Piccole luci in diaspora
Ci sono bambini dalla schizofrenica esistenza, in questi giorni infarciti, perlomeno alle nostre latitudini, da alberi natalizi e vetrofanie con renne e slitte – mi pare anche di aver intravisto un’auto addobbata con tanto di corna sporgenti dai finestrini, ma potrebbe trattarsi di una mia mania di persecuzione. A scuola imparano canzoncine che hanno come protagonisti i menzionati alberi e babbi natale – perché è vero che a tre anni sono esonerati da una partecipazione attiva e diretta, il che non li sottrae però all’ascolto, nella stessa stanza, di quanto agli altri viene insegnato su questo magico periodo dell’anno, e per osmosi ne assorbono parole, ritmi, gesti, insomma quasi tutto. Poi la sera, a casa, guardano video di gan israeliani in cui loro coetanei con una coroncina a guisa di candela in testa si trasformano in una chanucchia sorridente o in un sevivon dal moto perpetuo, ed apprendono di Maccabei e miracoli, sufganiot e latkes (anzi, levivot).

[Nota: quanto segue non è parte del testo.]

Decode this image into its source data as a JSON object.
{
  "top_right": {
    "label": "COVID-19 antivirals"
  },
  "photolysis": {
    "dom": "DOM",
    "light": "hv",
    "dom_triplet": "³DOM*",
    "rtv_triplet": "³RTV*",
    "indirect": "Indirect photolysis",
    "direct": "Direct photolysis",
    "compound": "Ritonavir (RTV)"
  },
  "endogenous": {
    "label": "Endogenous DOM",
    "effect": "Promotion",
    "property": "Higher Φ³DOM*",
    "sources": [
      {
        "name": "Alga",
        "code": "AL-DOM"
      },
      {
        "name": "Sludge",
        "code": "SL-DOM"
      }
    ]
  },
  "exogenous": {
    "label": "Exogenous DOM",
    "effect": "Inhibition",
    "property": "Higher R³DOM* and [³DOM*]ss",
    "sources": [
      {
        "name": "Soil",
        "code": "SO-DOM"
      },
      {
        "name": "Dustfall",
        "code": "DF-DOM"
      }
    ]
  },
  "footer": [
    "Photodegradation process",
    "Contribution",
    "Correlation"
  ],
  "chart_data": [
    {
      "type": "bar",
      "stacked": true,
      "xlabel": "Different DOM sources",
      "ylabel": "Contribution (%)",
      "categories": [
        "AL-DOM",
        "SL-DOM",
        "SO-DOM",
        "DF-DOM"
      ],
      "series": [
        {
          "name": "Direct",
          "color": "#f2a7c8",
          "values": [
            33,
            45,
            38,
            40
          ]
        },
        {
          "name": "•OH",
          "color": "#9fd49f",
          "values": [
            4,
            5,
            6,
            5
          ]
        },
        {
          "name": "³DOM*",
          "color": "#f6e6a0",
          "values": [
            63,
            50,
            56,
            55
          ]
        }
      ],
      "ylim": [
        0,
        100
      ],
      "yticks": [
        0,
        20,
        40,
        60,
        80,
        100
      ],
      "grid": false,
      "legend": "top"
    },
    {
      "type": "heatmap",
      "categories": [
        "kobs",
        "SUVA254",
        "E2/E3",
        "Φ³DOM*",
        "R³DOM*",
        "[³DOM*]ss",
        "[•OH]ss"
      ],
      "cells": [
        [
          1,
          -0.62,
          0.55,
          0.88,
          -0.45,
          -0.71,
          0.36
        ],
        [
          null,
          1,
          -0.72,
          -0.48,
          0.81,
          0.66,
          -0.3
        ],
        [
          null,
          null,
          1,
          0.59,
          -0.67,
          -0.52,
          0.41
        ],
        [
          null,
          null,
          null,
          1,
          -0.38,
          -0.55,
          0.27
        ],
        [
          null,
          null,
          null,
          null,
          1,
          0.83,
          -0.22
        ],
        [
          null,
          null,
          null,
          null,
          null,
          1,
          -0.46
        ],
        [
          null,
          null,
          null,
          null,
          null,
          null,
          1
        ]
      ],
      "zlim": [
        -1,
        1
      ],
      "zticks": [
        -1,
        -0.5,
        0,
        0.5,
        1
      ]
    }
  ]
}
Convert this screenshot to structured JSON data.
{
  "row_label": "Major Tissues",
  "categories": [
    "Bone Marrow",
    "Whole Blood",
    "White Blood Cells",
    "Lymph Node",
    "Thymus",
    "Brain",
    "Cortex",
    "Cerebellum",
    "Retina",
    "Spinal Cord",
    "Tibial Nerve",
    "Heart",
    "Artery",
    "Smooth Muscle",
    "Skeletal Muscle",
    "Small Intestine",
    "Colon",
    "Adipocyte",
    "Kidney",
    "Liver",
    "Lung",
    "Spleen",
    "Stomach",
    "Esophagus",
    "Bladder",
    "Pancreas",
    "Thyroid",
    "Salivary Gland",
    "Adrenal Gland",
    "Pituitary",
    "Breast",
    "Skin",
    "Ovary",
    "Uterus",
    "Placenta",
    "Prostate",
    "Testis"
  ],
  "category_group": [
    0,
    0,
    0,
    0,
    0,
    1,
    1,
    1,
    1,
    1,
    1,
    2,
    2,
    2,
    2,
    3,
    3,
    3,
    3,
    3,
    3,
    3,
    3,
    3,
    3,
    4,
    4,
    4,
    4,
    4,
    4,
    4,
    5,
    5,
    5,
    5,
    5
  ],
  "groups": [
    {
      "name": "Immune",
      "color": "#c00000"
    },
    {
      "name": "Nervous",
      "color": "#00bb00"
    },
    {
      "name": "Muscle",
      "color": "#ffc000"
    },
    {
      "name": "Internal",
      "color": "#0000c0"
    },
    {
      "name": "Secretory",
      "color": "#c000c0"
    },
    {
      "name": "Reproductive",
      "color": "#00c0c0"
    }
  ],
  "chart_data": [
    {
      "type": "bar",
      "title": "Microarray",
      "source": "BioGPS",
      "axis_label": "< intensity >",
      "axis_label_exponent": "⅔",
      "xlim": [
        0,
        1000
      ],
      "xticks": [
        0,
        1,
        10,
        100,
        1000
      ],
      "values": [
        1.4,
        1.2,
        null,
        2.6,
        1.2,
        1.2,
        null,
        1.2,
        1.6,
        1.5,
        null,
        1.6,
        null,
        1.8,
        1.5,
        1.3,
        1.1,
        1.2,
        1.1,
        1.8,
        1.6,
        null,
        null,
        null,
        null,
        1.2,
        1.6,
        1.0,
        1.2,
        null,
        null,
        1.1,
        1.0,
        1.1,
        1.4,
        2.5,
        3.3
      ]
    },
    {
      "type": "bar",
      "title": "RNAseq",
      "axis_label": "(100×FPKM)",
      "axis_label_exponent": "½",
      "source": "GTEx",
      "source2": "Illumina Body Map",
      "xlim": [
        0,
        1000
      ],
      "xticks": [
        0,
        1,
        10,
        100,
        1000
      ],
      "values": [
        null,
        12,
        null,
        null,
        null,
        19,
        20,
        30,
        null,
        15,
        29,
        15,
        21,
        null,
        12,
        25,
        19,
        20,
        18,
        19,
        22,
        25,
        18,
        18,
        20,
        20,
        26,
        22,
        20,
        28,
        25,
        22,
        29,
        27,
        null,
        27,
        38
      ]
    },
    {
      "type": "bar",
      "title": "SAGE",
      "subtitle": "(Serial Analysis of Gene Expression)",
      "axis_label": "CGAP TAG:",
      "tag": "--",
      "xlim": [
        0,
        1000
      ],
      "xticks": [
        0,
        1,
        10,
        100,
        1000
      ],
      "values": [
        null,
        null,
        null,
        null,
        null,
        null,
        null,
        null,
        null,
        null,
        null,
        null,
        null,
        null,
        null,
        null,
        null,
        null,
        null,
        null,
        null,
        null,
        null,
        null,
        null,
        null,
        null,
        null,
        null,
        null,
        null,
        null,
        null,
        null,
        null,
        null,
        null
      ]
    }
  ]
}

In queste registrazioni appaiono brevi film di animazione e spezzoni di festicciole scolastiche, insegnanti con la chitarra e recite di Chanuccà, e dall’abbigliamento, direi bambini di scuole laiche e religiose. Così, mi sono ritrovata a pensare ad una diaspora difficile non solo per le famiglie più osservanti, ma anche per quegli ebrei meno datì o persino laici, i quali però tengono a preservare la propria ebraicità – peculiarità di un popolo che ha per patrimonio una storia comune (toledot, generazioni, con la responsabilità collettiva di trasmetterla) prima che dei precetti religiosi, ed un’identità spirituale ed identitaria comune, formatasi lasciando l’Egitto da uomini liberi.
כָּל אֶחָד הוּא אוֹר קָטָן / וְכֻלָנוּ אוֹר אֵיתָן, ognuno di noi è una piccola luce / ed insieme splendiamo di luce ferma.